Последнее предложение мама сказала учительнице спиной, потому что уже схватила Женину руку, уже развернулась и уже выносила себя к выходу из класса, из школы, из школьного района.
Саша сидела за письменным столом в их с Женей комнате и делала задание по математике, потому что более интересных дел у нее не имелось. Она не стала снимать испачканную блузку, хотя юбку на домашние шорты заменила. И сидела прямо так, наполовину школьная, наполовину домашняя, и выглядела еще неопрятнее. Когда мать зашла домой и увидела это, она стала еще злее, ее будто покусал взбешенный овод. Ничего не говоря, мать схватила Сашину блузку за ворот и потянула наверх, резко, больно, через слабую шею и большую Сашину голову. Саша подняла руки наверх, плавно, тряпично, но блузка не снималась, и тогда мать дернула ее сильнее. Блузочная пуговица пульнула в стену, Сашин подбородок распятнился красным. Саша осталась в одной маечке и продолжила решать задачи, будто ничего не случилось, а матери просто не существовало.

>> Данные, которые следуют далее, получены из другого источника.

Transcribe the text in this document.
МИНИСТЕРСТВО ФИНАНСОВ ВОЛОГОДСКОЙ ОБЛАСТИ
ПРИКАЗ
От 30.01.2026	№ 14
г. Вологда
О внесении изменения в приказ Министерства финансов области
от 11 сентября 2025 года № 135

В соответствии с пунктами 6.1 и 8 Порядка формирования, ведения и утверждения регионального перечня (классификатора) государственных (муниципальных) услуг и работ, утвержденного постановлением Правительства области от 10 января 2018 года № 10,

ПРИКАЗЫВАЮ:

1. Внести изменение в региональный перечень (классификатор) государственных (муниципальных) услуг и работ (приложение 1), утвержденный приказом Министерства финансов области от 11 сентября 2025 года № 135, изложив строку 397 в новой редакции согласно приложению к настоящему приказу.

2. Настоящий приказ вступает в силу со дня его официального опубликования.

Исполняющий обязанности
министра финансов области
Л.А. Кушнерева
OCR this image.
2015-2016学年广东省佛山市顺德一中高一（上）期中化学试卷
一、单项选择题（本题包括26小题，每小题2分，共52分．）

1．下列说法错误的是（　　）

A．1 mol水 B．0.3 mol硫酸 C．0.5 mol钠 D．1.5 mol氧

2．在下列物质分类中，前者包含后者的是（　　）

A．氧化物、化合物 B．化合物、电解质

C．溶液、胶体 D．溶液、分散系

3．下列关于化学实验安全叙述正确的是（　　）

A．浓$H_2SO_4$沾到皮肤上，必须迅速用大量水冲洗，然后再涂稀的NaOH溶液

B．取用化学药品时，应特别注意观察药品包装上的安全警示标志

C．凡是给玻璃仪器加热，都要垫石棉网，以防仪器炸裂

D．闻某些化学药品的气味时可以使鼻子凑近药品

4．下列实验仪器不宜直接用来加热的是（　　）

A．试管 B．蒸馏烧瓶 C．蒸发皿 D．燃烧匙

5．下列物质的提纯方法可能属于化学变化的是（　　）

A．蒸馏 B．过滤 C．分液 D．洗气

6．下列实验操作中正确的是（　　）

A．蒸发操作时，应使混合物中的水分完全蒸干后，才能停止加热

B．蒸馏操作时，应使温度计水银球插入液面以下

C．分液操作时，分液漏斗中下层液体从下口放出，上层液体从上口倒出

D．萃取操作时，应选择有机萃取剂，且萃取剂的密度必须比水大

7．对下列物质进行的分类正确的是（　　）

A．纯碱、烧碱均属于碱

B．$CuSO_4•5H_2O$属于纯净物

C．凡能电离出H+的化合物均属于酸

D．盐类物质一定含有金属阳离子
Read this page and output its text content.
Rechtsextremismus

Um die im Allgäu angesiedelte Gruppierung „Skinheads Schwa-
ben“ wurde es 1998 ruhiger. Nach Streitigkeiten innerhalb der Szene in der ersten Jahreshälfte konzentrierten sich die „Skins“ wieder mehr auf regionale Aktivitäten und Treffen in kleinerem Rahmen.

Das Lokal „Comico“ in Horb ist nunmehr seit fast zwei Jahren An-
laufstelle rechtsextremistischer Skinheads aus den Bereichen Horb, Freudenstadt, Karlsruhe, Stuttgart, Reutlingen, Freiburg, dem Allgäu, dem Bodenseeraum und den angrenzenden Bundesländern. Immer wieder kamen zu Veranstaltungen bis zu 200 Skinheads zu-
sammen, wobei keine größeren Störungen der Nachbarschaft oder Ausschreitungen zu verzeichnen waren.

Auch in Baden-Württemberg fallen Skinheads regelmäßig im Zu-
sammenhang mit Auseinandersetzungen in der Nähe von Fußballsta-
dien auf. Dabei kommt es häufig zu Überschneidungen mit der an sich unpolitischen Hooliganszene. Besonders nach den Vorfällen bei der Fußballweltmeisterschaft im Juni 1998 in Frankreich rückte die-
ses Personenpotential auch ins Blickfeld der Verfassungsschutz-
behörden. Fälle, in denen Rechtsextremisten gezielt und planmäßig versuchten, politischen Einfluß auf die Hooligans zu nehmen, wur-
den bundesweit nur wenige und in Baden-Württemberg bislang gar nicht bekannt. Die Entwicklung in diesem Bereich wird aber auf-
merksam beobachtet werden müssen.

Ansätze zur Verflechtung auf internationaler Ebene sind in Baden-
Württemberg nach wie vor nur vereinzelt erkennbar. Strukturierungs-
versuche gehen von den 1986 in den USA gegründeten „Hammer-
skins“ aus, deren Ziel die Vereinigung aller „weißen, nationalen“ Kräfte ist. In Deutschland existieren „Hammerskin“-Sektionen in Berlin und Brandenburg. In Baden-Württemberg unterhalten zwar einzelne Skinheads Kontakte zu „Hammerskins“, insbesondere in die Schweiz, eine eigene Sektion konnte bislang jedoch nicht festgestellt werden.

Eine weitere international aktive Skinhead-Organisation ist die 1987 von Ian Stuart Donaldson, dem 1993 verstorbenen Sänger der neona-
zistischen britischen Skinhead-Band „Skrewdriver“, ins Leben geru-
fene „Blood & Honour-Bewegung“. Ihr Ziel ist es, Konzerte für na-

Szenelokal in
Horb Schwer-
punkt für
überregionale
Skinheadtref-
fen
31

– Ты что там устроила в школе, а?
– Отвечай, когда мать с тобой разговаривает!
– Ты совсем охренела? Язык проглотила, что ли?
– Ну-ка живо говори, что случилось!
Мать почувствовала, как трещит ее кожа, вся, по всему телу, как она сама вот-вот разлетится, залепит своим мясом все стены, зальет кровью мебель. Она осмотрела комнату: за столом сидела поганая Сашка и полностью ее игнорировала, а на кровати полулежал непереодетый Женя и читал свою тупую детскую книжку. Мать подумала, что если ее действительно разорвет, то дети просто перейдут в другую комнату, где не так грязно. Матери показалось, что ее собственная голова отлетела, перекрутилась сотню раз и вернулась на шею.
– Ты что, охуела в край?
Саша не пошевелилась, ничуть, совсем; более того, она продолжала вдумываться в примеры, то есть она не писала какую-то белиберду, а выводила цифры и считала в столбик.
– Сука.
Тогда мать повернулась к Жене и тут же вспомнила про детсадовских женщин.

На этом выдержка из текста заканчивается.